しかし、無言勢が意図的に恐怖感を煽っているわけではありません。むしろ、様々な理由から音声でのコミュニケーションを避け、自分のペースでVRChatを楽しみたいと考えている人が多いのです。
一度、無言勢とのコミュニケーションに慣れてくると、彼らの独特な表現方法に魅力を感じ、より深く交流できるようになるかもしれません。
一方で、無言勢がかわいいと評価されることもあります。
ぶいちゃ、「無言勢」というものが公然と存在し、ちいさくてかわいい生き物としてまわりをコロコロかけまわってなでてなでて!ってしてつかれたらだまってだれかのとなりでお絵かきとかして自由気ままに猫みたいなことできるからたのしい。たのしい。

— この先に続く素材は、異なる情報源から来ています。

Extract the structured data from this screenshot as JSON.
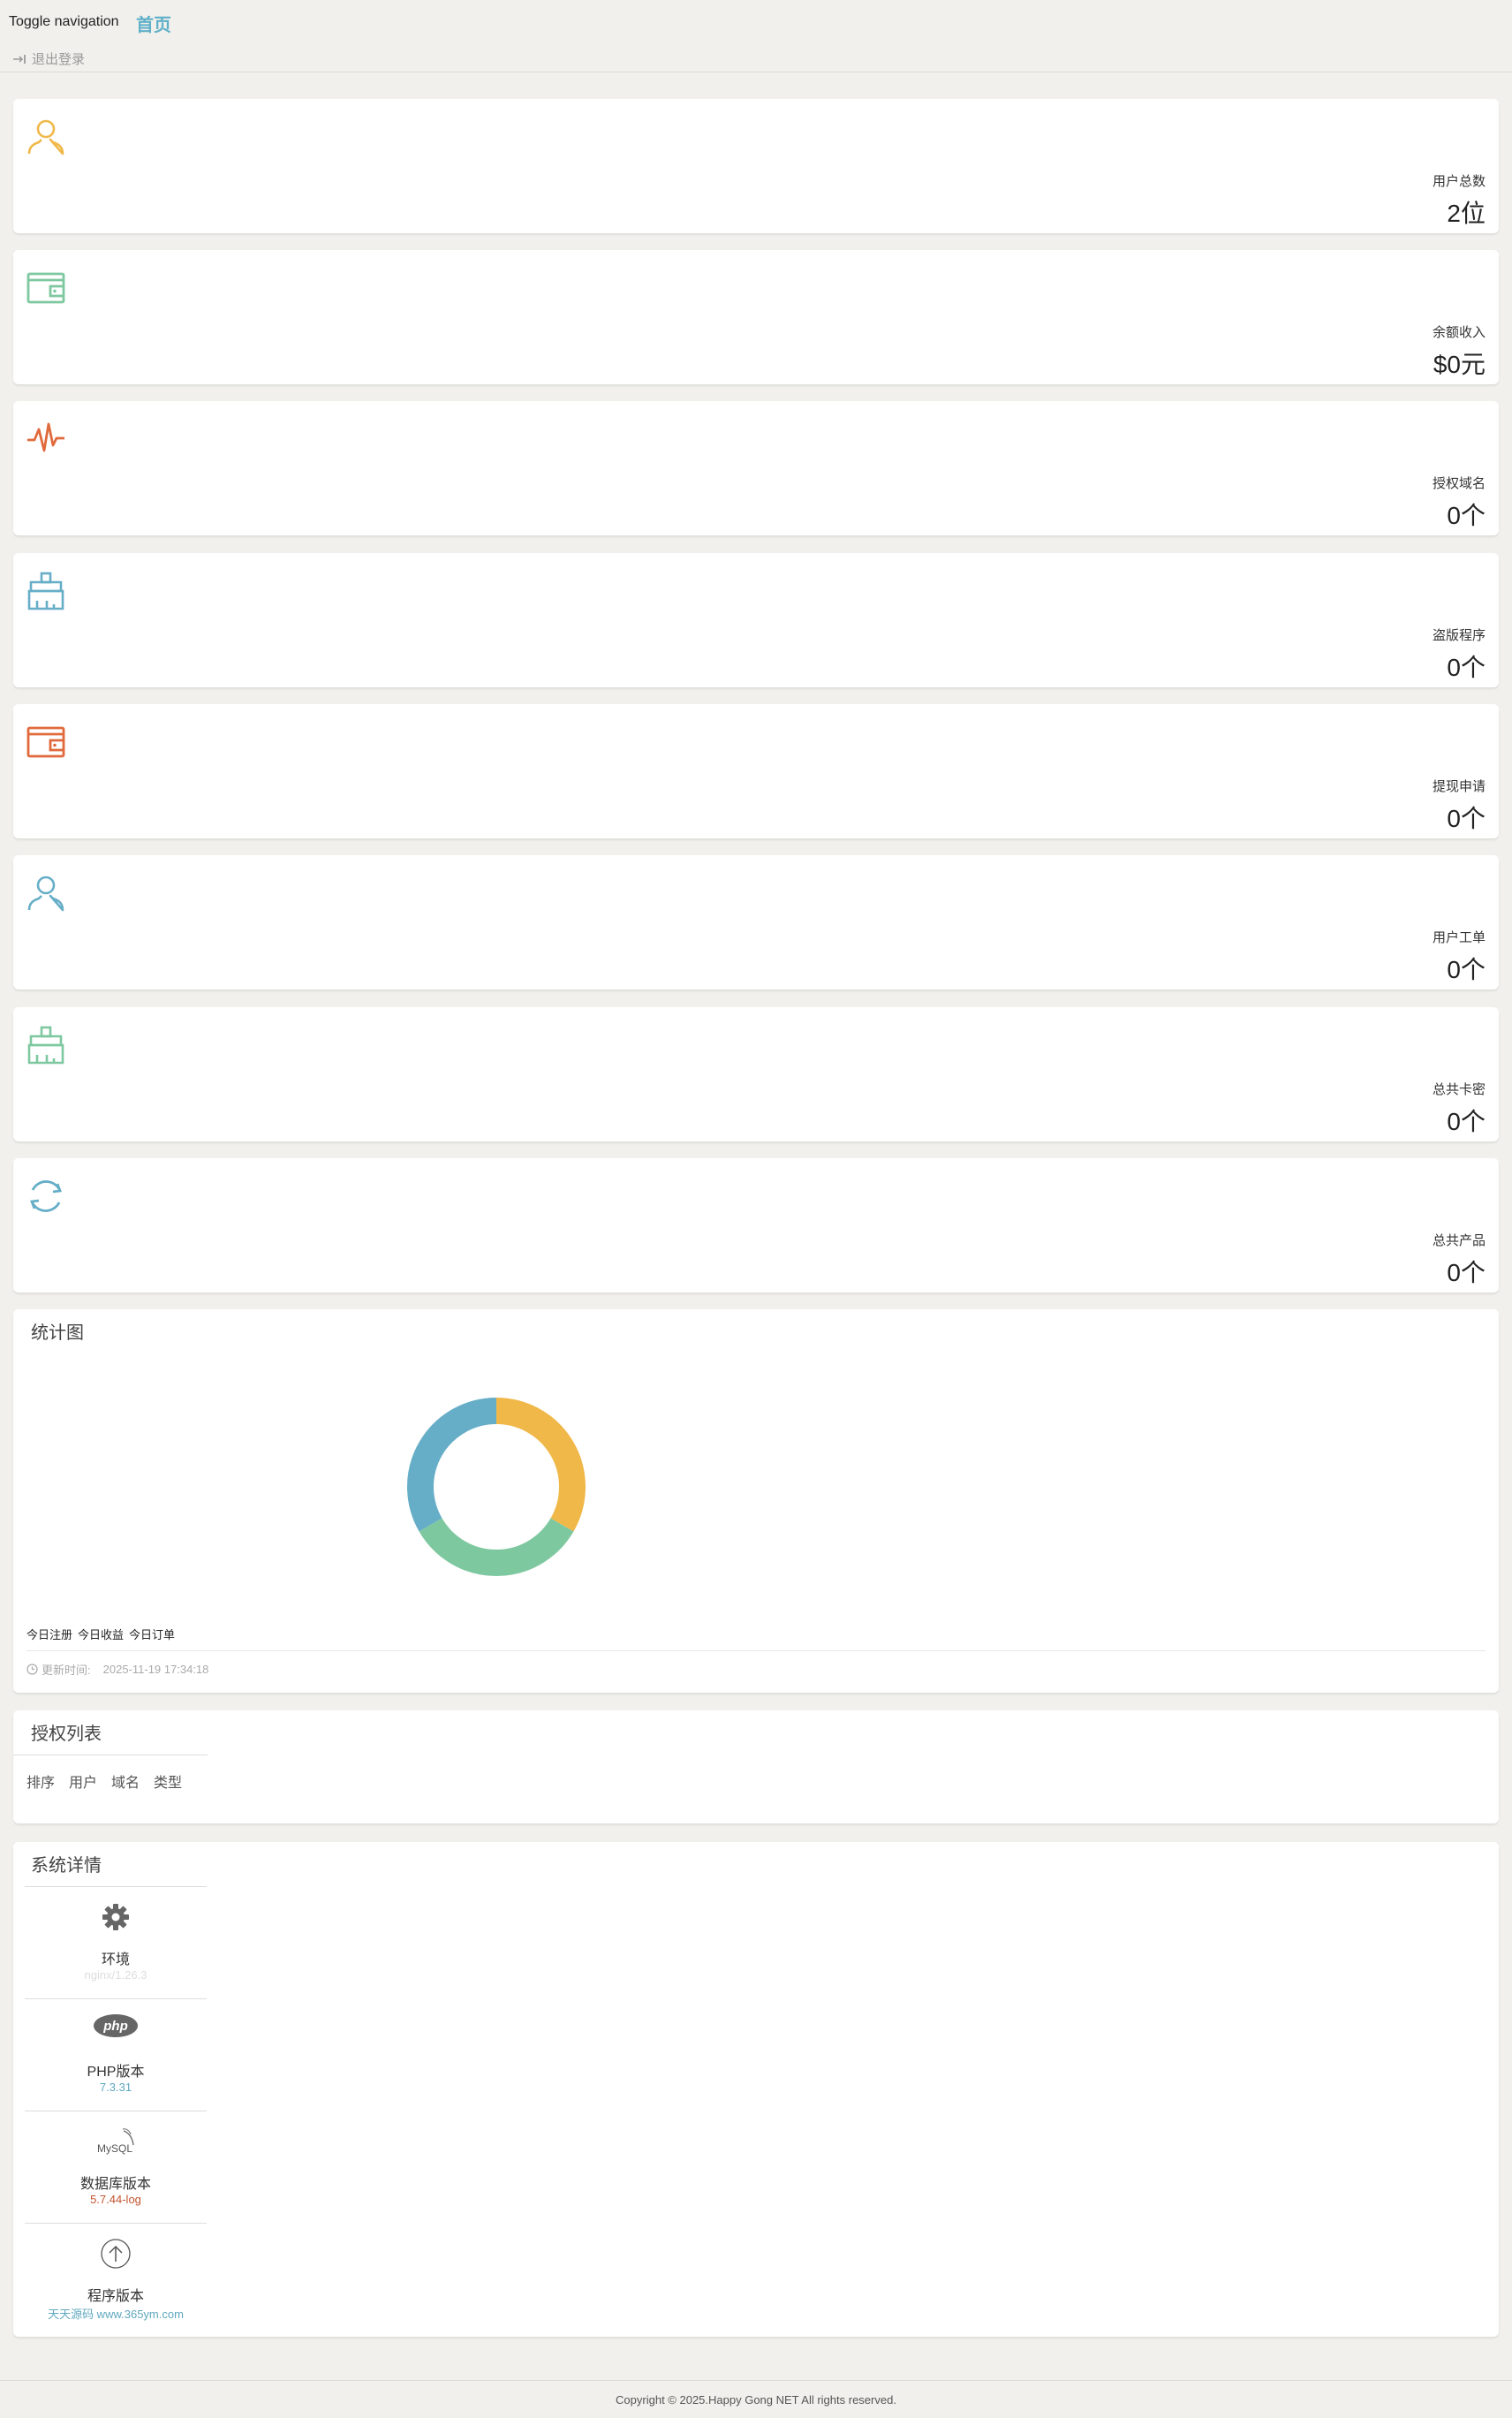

わたしはねこになりたかったのかも。— mashimaro🖋🍙 (@lemon_pie22) September 9, 2024
言葉を使わずに手を振ったり、ジャンプしたりすることで、感情表現がシンプルで分かりやすく、他のプレイヤーから好感を持たれることがよくあります。
例えば、ぬいぐるみのような小さなアバターが元気に動き回る様子は、見ているだけでほっこりした気分になる人もいるでしょう。
無言勢に人気のアバターとしては、動物系やファンタジーキャラクターがよく挙げられます。
これらのアバターは可愛らしい外見に加えて、リアクションが少ないことで、無言でも自然な振る舞いを演出することができるのです。
また、無言勢は聞き上手と称されることもあります。
たまに無言勢が怖いという方を聞きますので攻略法をお知らせします。
まず無言勢の99割は聞き上手です。一方的に自分語りしてください。基本これだけでOKです。
喋る事がなくなったら撫で倒してください。寝ます。完全勝利です。おめでとうございます。— なしの (@nashino_null) May 16, 2023
このように、無言勢であってもアバターの選び方やふるまい次第で、他のプレイヤーからかわいいと評価される場面が多くあります。
VRChatをデスクトップモードでプレイし、かつ無言勢として活動することは、他のプレイスタイルに比べて難しさがあるのは事実です。
VRモードに比べてデスクトップモードでは、操作や表現が限られるため、特に無言勢にはコミュニケーションの手段が少ないことが課題となります。
VRモードでは手や体の動きで感情や意思を表現できるため、無言でも相手に気持ちが伝わりやすいですが、デスクトップモードではその動きが制限されるため、さらに表現が難しくなります。
もう一つの課題は、ジェスチャーや表情を細かく操作することが困難である点です。
VRモードではコントローラーやトラッキングデバイスを使って自由に動けるため、アバターの表情や身振り手振りを瞬時に変えることができます。
しかし、デスクトップモードではキーボードやマウスを使ってジェスチャーを行う必要があり、その操作に手間がかかることから、スムーズなコミュニケーションが取りにくい場合があります。
とはいえ、デスクトップモードでも無言勢として活動するプレイヤーは存在し、独自の方法で快適に過ごしている人も少なくありません。
たとえば、アバターの表情をあらかじめ設定しておき、状況に応じて適切なものをすばやく選ぶことで、無言でも感情を伝える工夫をしているケースが見受けられます。
無言勢は決して一括りにできるものではありません。
それぞれが異なる個性と表現方法を持ち、仮想空間の中で独自のコミュニティを形成しています。
無言勢という文化は、VRChatという仮想空間だからこそ生まれたと言えるでしょう。
現実世界では難しい、言葉を使わないコミュニケーションが、仮想空間では自由に試せるのです。
これは、テクノロジーが私たちのコミュニケーションのあり方を変えつつある一つの例と言えるかもしれません。